In statistics, it is called as interaction effect
In that case the equation can become
sales = b0 + b1* youtube + b2* facebook + b3* (youtube*facebook)
Lets load the packages
library(tidyverse)
## ── Attaching packages ──────────────────────────────────────────────── tidyverse 1.3.0 ──
## ✓ ggplot2 3.3.0 ✓ purrr 0.3.3
## ✓ tibble 3.0.0 ✓ dplyr 0.8.5
## ✓ tidyr 1.0.2 ✓ stringr 1.4.0
## ✓ readr 1.3.1 ✓ forcats 0.5.0
## ── Conflicts ─────────────────────────────────────────────────── tidyverse_conflicts() ──
## x dplyr::filter() masks stats::filter()
## x dplyr::lag() masks stats::lag()
library(caret)
## Loading required package: lattice
##
## Attaching package: 'caret'
## The following object is masked from 'package:purrr':
##
## lift
We’ll use the marketing dataset from datarium package
Load the data
data("marketing",package="datarium")
Inspect the data
sample_n(marketing,3)
## youtube facebook newspaper sales
## 1 207.00 21.72 36.84 17.28
## 2 263.76 40.20 54.12 23.52
## 3 91.56 33.00 19.20 14.40
Split the data into training and test set
set.seed(123)
training.samples <- createDataPartition(marketing$sales,p=0.8,list=FALSE)
train.data <- marketing[training.samples,]
test.data <- marketing[-training.samples,]
Build the model
model <- lm(sales~youtube+facebook,data=train.data)
Summarize the model
summary(model)
##
## Call:
## lm(formula = sales ~ youtube + facebook, data = train.data)
##
## Residuals:
## Min 1Q Median 3Q Max
## -10.8127 -1.0073 0.3236 1.4643 3.3454
##
## Coefficients:
## Estimate Std. Error t value Pr(>|t|)
## (Intercept) 3.658580 0.393609 9.295 <2e-16 ***
## youtube 0.044650 0.001548 28.846 <2e-16 ***
## facebook 0.190165 0.009006 21.114 <2e-16 ***
## ---
## Signif. codes: 0 '***' 0.001 '**' 0.01 '*' 0.05 '.' 0.1 ' ' 1
##
## Residual standard error: 2.038 on 159 degrees of freedom
## Multiple R-squared: 0.8954, Adjusted R-squared: 0.894
## F-statistic: 680.2 on 2 and 159 DF, p-value: < 2.2e-16
Make predictions
predictions <- predict(model,test.data)
Model Performance RMSE
RMSE(predictions,test.data$sales)
## [1] 1.949125
R-square
R2(predictions,test.data$sales)
## [1] 0.9069336
In R, you include interactions between variables using the * operator
Build the model
model12 <- lm(sales~youtube+facebook+youtube:facebook,data=marketing)
or you can simple use this
mode12 <- lm(sales~youtube*facebook,data=train.data)
Summarizing
summary(mode12)
##
## Call:
## lm(formula = sales ~ youtube * facebook, data = train.data)
##
## Residuals:
## Min 1Q Median 3Q Max
## -7.6325 -0.5051 0.2666 0.7425 1.8109
##
## Coefficients:
## Estimate Std.
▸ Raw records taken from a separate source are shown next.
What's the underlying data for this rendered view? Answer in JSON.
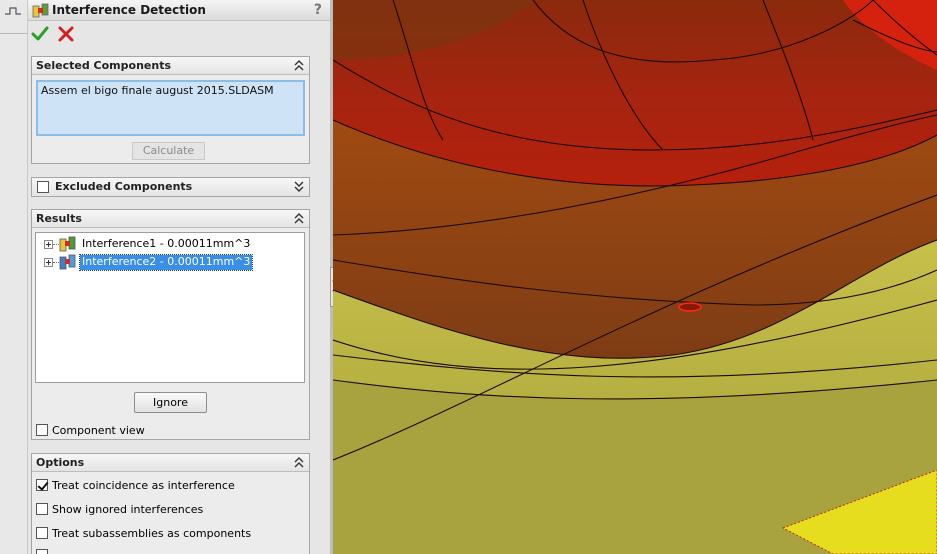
{
  "panel": {
    "title": "Interference Detection",
    "help": "?",
    "ok_icon": "checkmark-icon",
    "cancel_icon": "x-icon"
  },
  "selected_components": {
    "title": "Selected Components",
    "items": [
      "Assem el bigo finale august 2015.SLDASM"
    ],
    "calculate_label": "Calculate"
  },
  "excluded_components": {
    "title": "Excluded Components",
    "checked": false
  },
  "results": {
    "title": "Results",
    "items": [
      {
        "label": "Interference1 - 0.00011mm^3",
        "selected": false
      },
      {
        "label": "Interference2 - 0.00011mm^3",
        "selected": true
      }
    ],
    "ignore_label": "Ignore",
    "component_view_label": "Component view",
    "component_view_checked": false
  },
  "options": {
    "title": "Options",
    "items": [
      {
        "label": "Treat coincidence as interference",
        "checked": true
      },
      {
        "label": "Show ignored interferences",
        "checked": false
      },
      {
        "label": "Treat subassemblies as components",
        "checked": false
      }
    ]
  },
  "colors": {
    "highlight": "#3a8ee6",
    "list_bg": "#cfe3f6",
    "ok_green": "#2aa02a",
    "cancel_red": "#d42020",
    "model_red": "#b51e0a",
    "model_brown": "#9a4a10",
    "model_yellow": "#b6b043"
  }
}
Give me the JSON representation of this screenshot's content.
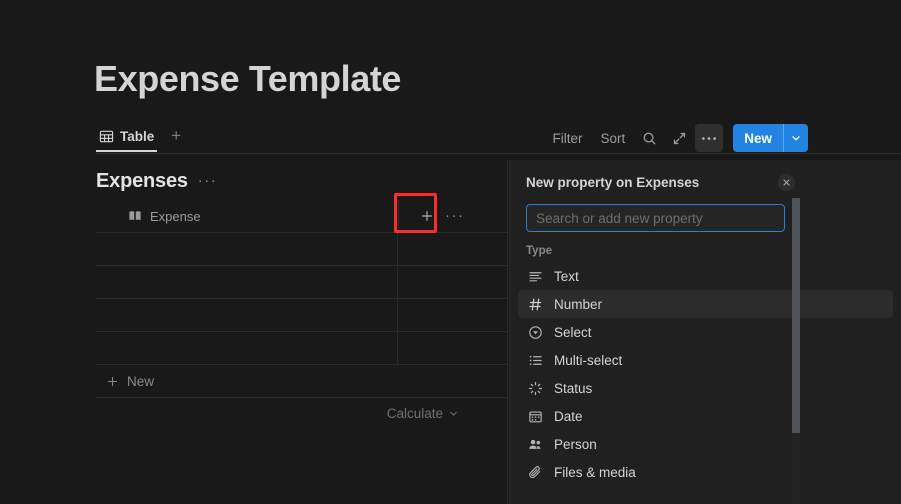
{
  "page": {
    "title": "Expense Template",
    "background_color": "#191919"
  },
  "viewbar": {
    "tabs": [
      {
        "label": "Table",
        "icon": "table-icon",
        "active": true
      }
    ],
    "add_view_label": "+",
    "filter_label": "Filter",
    "sort_label": "Sort",
    "search_icon": "search-icon",
    "expand_icon": "expand-collapse-icon",
    "more_icon": "ellipsis-icon",
    "new_button": {
      "label": "New",
      "color": "#2383e2",
      "chevron_icon": "chevron-down-icon"
    }
  },
  "database": {
    "title": "Expenses",
    "more_label": "···",
    "columns": [
      {
        "label": "Expense",
        "icon": "book-icon"
      }
    ],
    "add_property_label": "+",
    "column_more_label": "···",
    "rows": [
      {
        "expense": ""
      },
      {
        "expense": ""
      },
      {
        "expense": ""
      },
      {
        "expense": ""
      }
    ],
    "new_row_label": "New",
    "new_row_icon": "plus-icon",
    "calculate_label": "Calculate",
    "calculate_icon": "chevron-down-icon"
  },
  "highlight": {
    "color": "#ff2b2b",
    "target": "add-property-button"
  },
  "panel": {
    "title": "New property on Expenses",
    "close_icon": "close-icon",
    "close_label": "×",
    "search": {
      "placeholder": "Search or add new property",
      "value": ""
    },
    "section_label": "Type",
    "types": [
      {
        "label": "Text",
        "icon": "text-lines-icon",
        "hovered": false
      },
      {
        "label": "Number",
        "icon": "hash-icon",
        "hovered": true
      },
      {
        "label": "Select",
        "icon": "select-circle-icon",
        "hovered": false
      },
      {
        "label": "Multi-select",
        "icon": "list-icon",
        "hovered": false
      },
      {
        "label": "Status",
        "icon": "status-spinner-icon",
        "hovered": false
      },
      {
        "label": "Date",
        "icon": "calendar-icon",
        "hovered": false
      },
      {
        "label": "Person",
        "icon": "people-icon",
        "hovered": false
      },
      {
        "label": "Files & media",
        "icon": "paperclip-icon",
        "hovered": false
      }
    ]
  }
}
Error t value Pr(>|t|)
## (Intercept) 8.179e+00 3.306e-01 24.741 < 2e-16 ***
## youtube 1.859e-02 1.660e-03 11.196 < 2e-16 ***
## facebook 2.781e-02 1.016e-02 2.739 0.00687 **
## youtube:facebook 9.145e-04 4.952e-05 18.467 < 2e-16 ***
## ---
## Signif. codes: 0 '***' 0.001 '**' 0.01 '*' 0.05 '.' 0.1 ' ' 1
##
## Residual standard error: 1.15 on 158 degrees of freedom
## Multiple R-squared: 0.9669, Adjusted R-squared: 0.9662
## F-statistic: 1537 on 3 and 158 DF, p-value: < 2.2e-16
predictions
predictions <- mode12 %>% predict(test.data)
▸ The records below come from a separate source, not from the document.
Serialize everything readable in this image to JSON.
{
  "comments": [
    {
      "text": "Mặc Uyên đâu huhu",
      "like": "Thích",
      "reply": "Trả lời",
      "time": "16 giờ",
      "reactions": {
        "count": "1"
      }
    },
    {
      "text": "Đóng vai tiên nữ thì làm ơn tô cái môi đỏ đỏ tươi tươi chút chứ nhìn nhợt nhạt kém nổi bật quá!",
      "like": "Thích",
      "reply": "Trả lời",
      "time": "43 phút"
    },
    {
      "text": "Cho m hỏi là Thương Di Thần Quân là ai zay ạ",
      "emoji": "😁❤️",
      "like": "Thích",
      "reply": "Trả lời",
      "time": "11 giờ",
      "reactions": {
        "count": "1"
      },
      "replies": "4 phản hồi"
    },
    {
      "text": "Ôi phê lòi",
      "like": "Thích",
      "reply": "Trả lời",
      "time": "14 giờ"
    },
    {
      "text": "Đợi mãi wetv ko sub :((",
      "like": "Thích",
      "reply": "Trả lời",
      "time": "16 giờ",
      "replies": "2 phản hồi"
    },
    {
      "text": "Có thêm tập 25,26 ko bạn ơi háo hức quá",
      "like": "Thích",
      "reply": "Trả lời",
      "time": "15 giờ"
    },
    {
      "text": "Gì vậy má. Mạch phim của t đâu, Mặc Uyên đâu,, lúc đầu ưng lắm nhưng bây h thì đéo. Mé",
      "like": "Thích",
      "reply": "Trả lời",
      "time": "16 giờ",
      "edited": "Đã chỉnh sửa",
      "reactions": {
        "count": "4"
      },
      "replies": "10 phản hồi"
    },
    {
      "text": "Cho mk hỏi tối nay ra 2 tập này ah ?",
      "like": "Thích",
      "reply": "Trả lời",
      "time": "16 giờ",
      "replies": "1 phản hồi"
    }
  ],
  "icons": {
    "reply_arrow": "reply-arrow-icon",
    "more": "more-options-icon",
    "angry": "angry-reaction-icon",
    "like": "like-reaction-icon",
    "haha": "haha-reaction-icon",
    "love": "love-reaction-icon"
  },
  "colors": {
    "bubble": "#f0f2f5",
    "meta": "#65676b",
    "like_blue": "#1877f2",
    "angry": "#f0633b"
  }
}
RMSE(predictions,test.data$sales)
## [1] 1.055644
It can be seen that all the coefficients, including the interaction term coefficient, are statistically significant, suggesting that there is an interaction relationship between the two predictor variables (youtube and facebook advertising).
The model look like
sales = 7.89 + 0.019* youtube + 0.029* facebook + 0.0009* youtube* facebook
We can interpret this as an increase in youtube advertising of 1000 dollars is associated with increased sales of (b1 + b3* facebook)* 1000 = 19 + 0.9* facebook units. And an increase in facebook advertising of 1000 dollars will be associated with an increase in sales of (b2 + b3* youtube)* 1000 = 28 + 0.9* youtube units.
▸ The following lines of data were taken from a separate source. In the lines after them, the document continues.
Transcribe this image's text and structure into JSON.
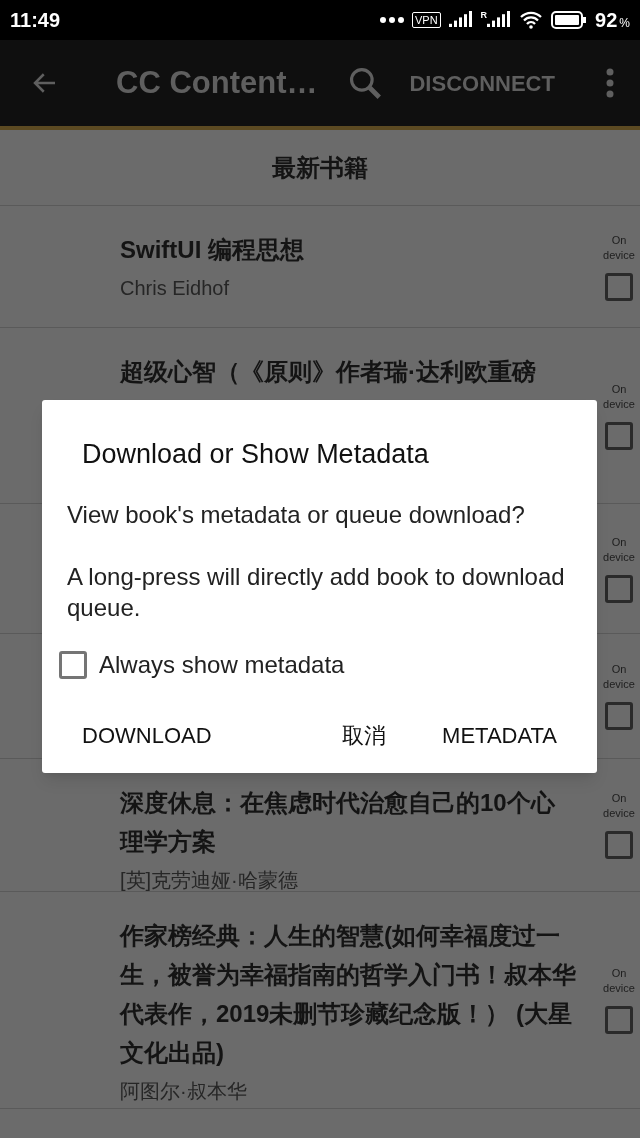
{
  "status_bar": {
    "time": "11:49",
    "vpn": "VPN",
    "roaming": "R",
    "battery": "92",
    "battery_unit": "%"
  },
  "app_bar": {
    "title": "CC Content…",
    "action": "DISCONNECT"
  },
  "section_title": "最新书籍",
  "books": [
    {
      "title": "SwiftUI 编程思想",
      "author": "Chris Eidhof",
      "on_device_label": "On device",
      "on_device": false
    },
    {
      "title": "超级心智（《原则》作者瑞·达利欧重磅",
      "on_device_label": "On device",
      "on_device": false
    },
    {
      "on_device_label": "On device",
      "on_device": false
    },
    {
      "on_device_label": "On device",
      "on_device": false
    },
    {
      "title": "深度休息：在焦虑时代治愈自己的10个心理学方案",
      "author": "[英]克劳迪娅·哈蒙德",
      "on_device_label": "On device",
      "on_device": false
    },
    {
      "title": "作家榜经典：人生的智慧(如何幸福度过一生，被誉为幸福指南的哲学入门书！叔本华代表作，2019未删节珍藏纪念版！） (大星文化出品)",
      "author": "阿图尔·叔本华",
      "on_device_label": "On device",
      "on_device": false
    }
  ],
  "dialog": {
    "title": "Download or Show Metadata",
    "message": "View book's metadata or queue download?",
    "note": "A long-press will directly add book to download queue.",
    "checkbox": {
      "label": "Always show metadata",
      "checked": false
    },
    "buttons": [
      "DOWNLOAD",
      "取消",
      "METADATA"
    ]
  }
}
Note that, sometimes, it is the case that the interaction term is significant but not the main effects. The hierarchical principle states that, if we include an interaction in a model, we should also include the main effects, even if the p-values associated with their coefficients are not significant
The RMSE of interaction model is 1.05 compared to 1.9 for the additive model. Also R-2 is also better.
These results suggest that the model with the interaction term is better than the model that contains only main effects.